I make no apology for reposting a post from April when we visited Hiroshima. Today we remember the bomb which devastated Hiroshima seventy years ago, but for the victims, survivors and their families they re-live this day, every day. Sadly, in wars attrocities are committed by all sides and certainly millions of people suffered extreme cruelty at the hands of the Japanese army. However, this was a most terrible price for the citizens of Hiroshima and Nagasaki to pay, and I can’t help but wonder whether things could have been done differently to achieve the surrender of Japan, which was being negotiated.
Our day started with a trip into the city, mostly rebuilt after 1945, where the Sakura (cherry blossom) was beginning to come into full bloom.
We began with the castle, which was devastated in the nuclear bombing. One tower was rebuilt in the 1950’s.
Words cannot adequately describe the feeling of visiting the A-Bomb Dome, Peace Park and Museum, so I’ll let a few of our photographs speak for us. The testimony of the survivors was very moving.
The dome is in the process of being surveyed…
Part of a beautiful cylindrical mosaic inside the memorial. Each tile of the mosaic represents a person who died in the aftermath of the bombing.

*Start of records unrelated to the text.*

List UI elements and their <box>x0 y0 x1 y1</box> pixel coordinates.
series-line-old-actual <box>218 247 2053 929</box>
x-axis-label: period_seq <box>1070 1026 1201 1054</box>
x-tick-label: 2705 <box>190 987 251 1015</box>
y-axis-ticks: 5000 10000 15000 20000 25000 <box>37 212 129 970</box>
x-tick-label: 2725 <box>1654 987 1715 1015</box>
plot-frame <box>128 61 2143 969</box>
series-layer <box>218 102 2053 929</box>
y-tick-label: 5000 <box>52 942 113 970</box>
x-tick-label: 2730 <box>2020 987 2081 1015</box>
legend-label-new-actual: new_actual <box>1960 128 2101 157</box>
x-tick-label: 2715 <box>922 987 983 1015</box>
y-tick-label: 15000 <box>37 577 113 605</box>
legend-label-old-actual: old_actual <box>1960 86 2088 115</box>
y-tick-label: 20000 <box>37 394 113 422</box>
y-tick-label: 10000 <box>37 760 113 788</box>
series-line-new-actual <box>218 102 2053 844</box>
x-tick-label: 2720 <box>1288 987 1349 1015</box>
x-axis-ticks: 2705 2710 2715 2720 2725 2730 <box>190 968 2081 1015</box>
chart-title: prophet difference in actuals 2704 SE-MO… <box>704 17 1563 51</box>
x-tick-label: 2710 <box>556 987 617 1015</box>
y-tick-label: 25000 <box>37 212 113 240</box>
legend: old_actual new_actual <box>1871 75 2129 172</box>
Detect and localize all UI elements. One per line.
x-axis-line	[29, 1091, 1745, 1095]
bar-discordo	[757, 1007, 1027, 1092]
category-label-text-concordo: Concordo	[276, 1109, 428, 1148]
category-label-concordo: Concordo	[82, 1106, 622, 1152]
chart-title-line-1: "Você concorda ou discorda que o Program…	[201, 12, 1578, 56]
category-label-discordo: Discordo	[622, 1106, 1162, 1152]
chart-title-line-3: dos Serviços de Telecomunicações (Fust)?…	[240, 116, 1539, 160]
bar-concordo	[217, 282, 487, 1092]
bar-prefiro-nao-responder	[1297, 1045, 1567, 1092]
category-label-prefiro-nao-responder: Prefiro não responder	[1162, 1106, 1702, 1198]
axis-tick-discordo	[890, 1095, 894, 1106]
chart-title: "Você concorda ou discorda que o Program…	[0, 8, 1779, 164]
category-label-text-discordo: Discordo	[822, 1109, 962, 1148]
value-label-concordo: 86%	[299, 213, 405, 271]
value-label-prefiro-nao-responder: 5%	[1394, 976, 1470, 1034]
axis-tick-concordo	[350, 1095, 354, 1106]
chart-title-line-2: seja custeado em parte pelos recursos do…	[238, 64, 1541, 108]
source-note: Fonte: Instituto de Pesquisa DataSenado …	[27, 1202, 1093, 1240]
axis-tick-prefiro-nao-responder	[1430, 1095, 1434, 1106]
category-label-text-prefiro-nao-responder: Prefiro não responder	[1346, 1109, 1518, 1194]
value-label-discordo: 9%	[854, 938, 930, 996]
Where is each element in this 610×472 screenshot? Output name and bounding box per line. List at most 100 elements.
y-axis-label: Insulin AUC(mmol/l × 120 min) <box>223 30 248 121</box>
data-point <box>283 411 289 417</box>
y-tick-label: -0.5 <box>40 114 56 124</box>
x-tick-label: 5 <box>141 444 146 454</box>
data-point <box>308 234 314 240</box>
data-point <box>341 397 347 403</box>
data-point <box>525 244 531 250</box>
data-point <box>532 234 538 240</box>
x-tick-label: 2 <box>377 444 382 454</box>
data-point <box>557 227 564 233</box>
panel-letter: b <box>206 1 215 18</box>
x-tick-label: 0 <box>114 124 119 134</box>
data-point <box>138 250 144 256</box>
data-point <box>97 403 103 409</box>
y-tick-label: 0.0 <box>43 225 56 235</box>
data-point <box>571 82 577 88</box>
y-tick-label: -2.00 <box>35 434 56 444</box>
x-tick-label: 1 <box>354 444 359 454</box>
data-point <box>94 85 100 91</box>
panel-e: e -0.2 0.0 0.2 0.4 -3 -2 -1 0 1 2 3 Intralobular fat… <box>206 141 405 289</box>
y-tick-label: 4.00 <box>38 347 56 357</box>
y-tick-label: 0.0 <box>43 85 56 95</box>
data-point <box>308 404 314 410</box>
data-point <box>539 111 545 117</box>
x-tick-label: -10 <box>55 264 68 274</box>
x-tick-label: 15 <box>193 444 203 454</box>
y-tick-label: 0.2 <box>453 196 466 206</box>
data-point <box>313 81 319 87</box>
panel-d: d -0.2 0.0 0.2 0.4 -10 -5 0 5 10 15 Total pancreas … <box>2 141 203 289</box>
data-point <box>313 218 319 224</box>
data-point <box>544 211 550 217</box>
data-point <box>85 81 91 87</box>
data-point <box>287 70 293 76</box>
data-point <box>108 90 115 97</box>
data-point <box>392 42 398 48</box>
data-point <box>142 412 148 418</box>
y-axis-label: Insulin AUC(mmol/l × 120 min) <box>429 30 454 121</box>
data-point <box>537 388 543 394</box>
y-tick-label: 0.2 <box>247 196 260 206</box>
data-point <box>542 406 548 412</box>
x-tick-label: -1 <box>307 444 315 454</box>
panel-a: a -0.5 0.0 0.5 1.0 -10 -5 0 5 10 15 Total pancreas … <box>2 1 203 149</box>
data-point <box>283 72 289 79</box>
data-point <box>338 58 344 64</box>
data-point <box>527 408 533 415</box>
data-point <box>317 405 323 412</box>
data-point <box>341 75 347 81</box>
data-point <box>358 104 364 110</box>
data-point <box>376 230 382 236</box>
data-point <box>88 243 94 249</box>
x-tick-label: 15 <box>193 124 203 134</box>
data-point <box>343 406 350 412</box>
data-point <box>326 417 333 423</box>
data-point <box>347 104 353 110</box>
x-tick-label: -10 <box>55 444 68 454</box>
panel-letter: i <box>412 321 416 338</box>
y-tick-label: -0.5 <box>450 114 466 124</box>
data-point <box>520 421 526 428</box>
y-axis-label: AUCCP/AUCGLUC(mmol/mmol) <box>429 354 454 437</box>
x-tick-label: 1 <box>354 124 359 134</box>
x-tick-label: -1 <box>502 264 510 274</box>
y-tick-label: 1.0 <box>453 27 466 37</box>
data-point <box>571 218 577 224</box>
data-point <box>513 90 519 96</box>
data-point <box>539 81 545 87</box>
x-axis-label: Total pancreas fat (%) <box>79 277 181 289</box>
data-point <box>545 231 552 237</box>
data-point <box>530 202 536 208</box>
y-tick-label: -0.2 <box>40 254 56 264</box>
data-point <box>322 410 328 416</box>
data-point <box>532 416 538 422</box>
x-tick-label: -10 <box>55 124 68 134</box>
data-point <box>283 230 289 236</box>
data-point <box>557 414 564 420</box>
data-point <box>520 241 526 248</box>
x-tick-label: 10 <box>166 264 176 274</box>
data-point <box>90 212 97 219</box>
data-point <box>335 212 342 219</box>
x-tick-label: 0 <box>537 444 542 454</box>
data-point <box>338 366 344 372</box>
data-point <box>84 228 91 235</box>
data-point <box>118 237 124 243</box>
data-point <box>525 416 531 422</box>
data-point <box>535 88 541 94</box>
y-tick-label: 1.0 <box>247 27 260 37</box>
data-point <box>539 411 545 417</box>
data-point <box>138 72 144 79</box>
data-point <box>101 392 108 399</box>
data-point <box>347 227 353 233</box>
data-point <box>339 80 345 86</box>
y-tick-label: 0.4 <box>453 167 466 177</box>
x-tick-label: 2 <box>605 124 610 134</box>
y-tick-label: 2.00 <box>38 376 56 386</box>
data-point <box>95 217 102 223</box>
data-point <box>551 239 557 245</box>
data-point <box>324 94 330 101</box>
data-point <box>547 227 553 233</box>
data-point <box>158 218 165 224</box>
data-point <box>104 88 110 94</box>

A young girl who developed leukaemia following the bombing believed the story that if you were to fold a thousand paper cranes your wish would come true. As she struggled with her illness she folded over fifteen hundred. Sadly her wish didn’t come true and they were given out at her funeral. They have now become a symbol of peace and every person entering the Memorial is given a tiny paper crane.
It didn’t seem right to take any photographs inside the museum. The reconstuctions reminded me of Oradour sur Glane.